There aren’t vast differences; both learn from each other. However, Chinese-speaking models tend to focus on low-resource languages, especially Asian languages, as well due to regional market dynamics.
Also Chinese speaking models seem to be legging behind in terms of total number of tokens being trained. For example, Gemma models are trained on 6T tokens, while QWen and DeepSeek are being trained on 2T-ish tokens. I think that this is related to the dataset being used. Chinese speaking dataset is way under-represented in the Open Source dataset world. If you’re thinking about creating datasets for low resource languages, we’re more than happy to be working with you.
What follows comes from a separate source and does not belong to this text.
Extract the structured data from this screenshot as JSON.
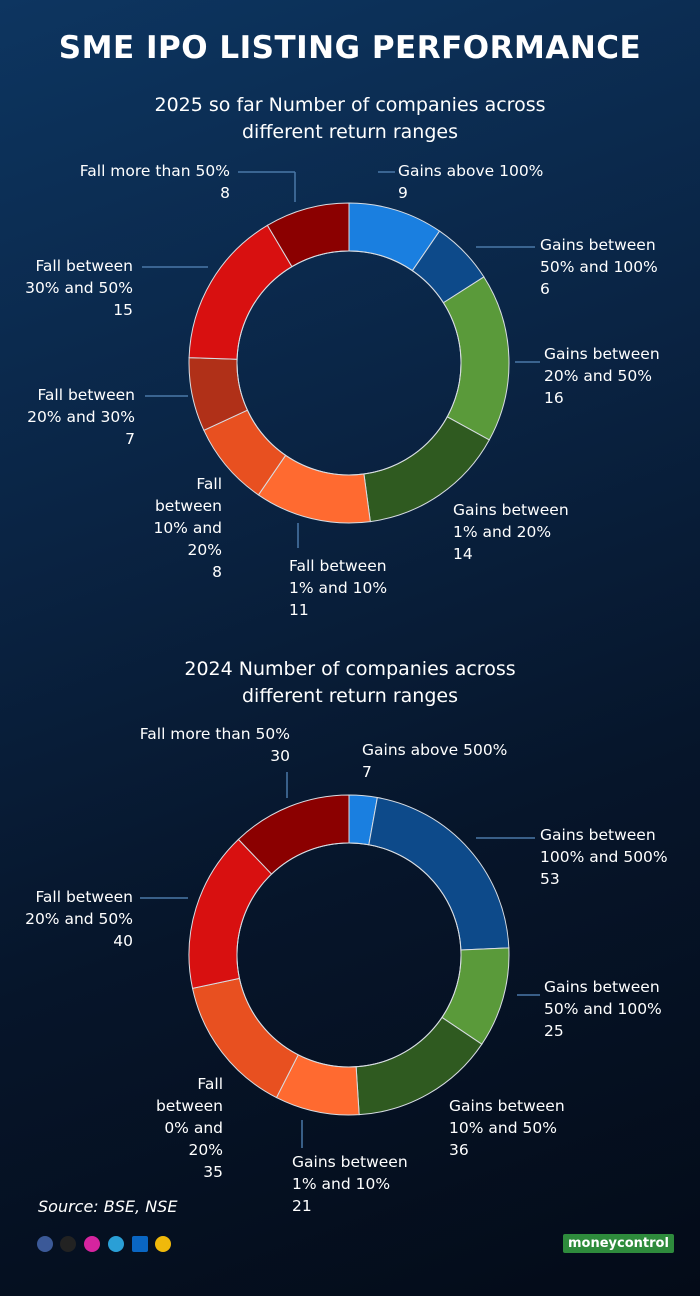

These type of work would be extremely valuable.
Government’s role
The Chinese government is encouraging building compute infrastructure on the west to get close access to renewable energy such as solar panels, hydropower and wind power. It also fits a bigger theme that government trying to get people out of poverty via big local infrastructure initiatives.
They’re also active in regulating potential misuse of technology. Two Gen-AI related laws are under discussion in China, emphasizing responsible use and transparency.